TL;DR style notes from articles I read today.
The traits of serverless architecture
- The initial learning curve is low and hence there is low barrier-to-entry. It lets you on-board quickly without needing to develop server management skills.
- Being hostless, it reduces operational overhead on server maintenance. However, you need to learn different monitoring metrics, non-traditional security issues and the specific limitations of each service.
- Serverless architecture is stateless and helps you scale horizontally. But it makes it hard to use stateful technology such as HTTP sessions or WebSockets.
- You need to learn distributed message delivery methods and the behavior of distributed transactions.
- High availability is offset by less consistency, and each serverless service has its own consistency model.
Full post here, 11 mins read
Serverless best practices
- Make each function do only one thing. Avoid switch statements that make for large, complex functions that don’t scale well.
- Don’t let functions call other functions.
- Learn to use messages and queues to keep functions asynchronous.
- Use as few libraries as possible (ideally none), to avoid slowing down cold starts and to avoid adding security risks.
- One function per route (using HTTP). Avoid the single function proxy as it does not scale well and cannot isolate issues.
- Treat data as flows and not ‘lakes’ at rest. Avoid querying from a lake; you need to rethink your data layer to avoid scaling issues and rigidity of data structures.
Full post here, 7 mins read
Serverless security risks
- Event data injections are really hard to identify & block in serverless architecture.
- Broken authentication is a big risk. There are hundreds of distinct functions, triggers & events that you must provide with the right access control and protection.
- High degree of settings customization offered in serverless can lead to insecure deployment configurations. Make functions stateless at the design stages to avoid exposing sensitive data.
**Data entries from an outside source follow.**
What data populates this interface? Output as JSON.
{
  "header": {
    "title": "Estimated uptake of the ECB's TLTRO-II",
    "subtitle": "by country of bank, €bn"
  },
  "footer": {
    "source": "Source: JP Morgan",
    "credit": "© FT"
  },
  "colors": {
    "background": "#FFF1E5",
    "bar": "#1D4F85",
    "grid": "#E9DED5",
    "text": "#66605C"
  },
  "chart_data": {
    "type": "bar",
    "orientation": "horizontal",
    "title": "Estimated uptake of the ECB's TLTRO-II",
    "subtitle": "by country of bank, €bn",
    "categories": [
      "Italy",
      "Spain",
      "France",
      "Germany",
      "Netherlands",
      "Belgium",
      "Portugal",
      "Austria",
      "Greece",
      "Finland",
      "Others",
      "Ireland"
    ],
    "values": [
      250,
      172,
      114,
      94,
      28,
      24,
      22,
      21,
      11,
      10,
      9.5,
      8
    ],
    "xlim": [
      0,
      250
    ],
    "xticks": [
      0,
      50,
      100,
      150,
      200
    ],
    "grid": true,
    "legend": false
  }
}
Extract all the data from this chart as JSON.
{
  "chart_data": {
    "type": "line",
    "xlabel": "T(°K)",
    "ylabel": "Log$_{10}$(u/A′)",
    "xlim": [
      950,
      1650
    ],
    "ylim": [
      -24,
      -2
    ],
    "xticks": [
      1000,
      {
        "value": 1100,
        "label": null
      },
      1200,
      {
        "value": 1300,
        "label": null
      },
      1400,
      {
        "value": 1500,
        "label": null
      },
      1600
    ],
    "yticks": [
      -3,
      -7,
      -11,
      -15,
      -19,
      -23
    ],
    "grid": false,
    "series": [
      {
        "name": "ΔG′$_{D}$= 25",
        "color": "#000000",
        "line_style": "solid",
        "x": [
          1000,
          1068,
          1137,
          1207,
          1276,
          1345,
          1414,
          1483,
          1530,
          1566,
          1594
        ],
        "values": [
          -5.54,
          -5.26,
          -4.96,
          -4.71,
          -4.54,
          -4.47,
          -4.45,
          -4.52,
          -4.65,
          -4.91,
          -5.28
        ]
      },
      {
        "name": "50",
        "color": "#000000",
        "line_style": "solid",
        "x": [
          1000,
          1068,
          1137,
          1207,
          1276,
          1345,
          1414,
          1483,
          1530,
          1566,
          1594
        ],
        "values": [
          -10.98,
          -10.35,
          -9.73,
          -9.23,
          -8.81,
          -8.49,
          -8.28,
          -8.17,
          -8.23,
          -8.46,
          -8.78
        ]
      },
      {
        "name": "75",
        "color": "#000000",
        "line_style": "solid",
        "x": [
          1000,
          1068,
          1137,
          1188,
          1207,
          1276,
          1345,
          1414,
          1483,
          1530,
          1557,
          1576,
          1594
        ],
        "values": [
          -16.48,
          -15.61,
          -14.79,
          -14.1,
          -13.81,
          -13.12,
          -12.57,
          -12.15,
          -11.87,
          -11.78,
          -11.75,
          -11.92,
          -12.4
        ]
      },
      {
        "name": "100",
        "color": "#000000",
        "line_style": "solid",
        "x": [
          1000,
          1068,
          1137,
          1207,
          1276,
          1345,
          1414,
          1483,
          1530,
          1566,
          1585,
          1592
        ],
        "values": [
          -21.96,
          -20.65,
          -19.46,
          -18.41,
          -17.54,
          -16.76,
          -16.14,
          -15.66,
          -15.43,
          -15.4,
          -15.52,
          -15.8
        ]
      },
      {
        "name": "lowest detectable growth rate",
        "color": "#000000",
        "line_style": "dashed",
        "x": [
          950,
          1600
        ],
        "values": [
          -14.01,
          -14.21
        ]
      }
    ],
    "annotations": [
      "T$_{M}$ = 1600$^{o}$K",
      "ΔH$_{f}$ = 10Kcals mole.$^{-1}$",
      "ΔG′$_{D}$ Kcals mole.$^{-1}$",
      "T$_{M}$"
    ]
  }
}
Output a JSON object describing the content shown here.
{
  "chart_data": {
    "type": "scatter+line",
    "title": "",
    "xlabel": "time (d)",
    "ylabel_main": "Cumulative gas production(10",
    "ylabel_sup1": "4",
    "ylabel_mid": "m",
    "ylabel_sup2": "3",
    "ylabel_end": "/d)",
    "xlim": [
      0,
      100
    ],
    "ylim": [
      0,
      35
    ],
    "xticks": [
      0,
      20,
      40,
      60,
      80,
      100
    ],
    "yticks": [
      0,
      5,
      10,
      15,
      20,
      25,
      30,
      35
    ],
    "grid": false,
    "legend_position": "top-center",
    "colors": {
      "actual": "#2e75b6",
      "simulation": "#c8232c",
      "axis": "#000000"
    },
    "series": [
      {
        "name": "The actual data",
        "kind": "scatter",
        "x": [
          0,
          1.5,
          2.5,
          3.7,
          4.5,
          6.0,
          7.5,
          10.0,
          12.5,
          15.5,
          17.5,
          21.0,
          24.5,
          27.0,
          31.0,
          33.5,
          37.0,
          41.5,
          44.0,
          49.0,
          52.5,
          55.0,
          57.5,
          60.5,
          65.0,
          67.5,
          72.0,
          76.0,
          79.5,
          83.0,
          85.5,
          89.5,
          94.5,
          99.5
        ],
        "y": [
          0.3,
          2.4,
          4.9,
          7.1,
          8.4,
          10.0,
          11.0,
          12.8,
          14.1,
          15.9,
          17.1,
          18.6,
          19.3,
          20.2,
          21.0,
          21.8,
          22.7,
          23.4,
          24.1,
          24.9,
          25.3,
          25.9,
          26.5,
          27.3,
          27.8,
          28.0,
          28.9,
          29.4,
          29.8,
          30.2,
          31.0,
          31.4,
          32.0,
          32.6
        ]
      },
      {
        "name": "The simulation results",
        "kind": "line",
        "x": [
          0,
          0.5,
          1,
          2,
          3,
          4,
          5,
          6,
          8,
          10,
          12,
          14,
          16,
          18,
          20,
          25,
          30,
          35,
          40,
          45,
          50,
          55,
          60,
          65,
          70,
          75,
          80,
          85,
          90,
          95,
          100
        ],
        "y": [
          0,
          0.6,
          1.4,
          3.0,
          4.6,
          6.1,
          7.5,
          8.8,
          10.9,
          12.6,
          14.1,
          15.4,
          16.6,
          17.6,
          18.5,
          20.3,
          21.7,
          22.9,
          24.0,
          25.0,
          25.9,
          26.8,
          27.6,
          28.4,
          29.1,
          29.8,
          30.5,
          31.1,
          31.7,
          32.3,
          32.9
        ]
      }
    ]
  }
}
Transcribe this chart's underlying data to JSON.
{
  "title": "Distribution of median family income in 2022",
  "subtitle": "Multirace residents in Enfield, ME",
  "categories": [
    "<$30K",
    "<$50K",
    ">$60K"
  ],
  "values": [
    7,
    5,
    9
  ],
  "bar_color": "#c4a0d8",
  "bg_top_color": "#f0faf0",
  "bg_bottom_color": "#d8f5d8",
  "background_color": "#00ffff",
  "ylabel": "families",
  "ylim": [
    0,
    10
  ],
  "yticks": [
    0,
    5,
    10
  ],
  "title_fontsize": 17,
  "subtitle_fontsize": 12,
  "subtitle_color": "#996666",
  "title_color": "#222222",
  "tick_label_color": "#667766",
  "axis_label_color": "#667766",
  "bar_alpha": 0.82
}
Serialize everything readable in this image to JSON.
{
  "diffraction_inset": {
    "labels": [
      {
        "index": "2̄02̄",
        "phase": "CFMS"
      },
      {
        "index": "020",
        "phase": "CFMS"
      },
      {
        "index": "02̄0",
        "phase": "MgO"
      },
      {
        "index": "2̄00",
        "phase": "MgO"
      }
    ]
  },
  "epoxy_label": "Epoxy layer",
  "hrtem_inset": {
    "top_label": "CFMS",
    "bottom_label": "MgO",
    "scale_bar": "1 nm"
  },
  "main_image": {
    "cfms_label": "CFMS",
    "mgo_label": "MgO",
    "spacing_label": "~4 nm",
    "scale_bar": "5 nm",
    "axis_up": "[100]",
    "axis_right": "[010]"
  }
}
- Over privileged functions are huge security risks.
- Poor function monitoring and logging. Collect real-time logs from serverless functions and services, and push them to a remote SIEM system.
- Third-party dependencies on web services (through API calls), software packages and open-source libraries.
Full post here, 4 mins read
Top comments (1)
Hi, nice post! You don't really "need to learn distributed message delivery methods and the behavior of distributed transactions", unless you're into microservices.
Although this architectural pattern is common and fits well in serverless computing, it's not a must. If you have a monolithic function, for example, distributed transaction isn't needed.
Using features like Lambda Layers, it's even possible to avoid distributed msgs or transactions while still enjoying some benefits similar to what microservices deliver.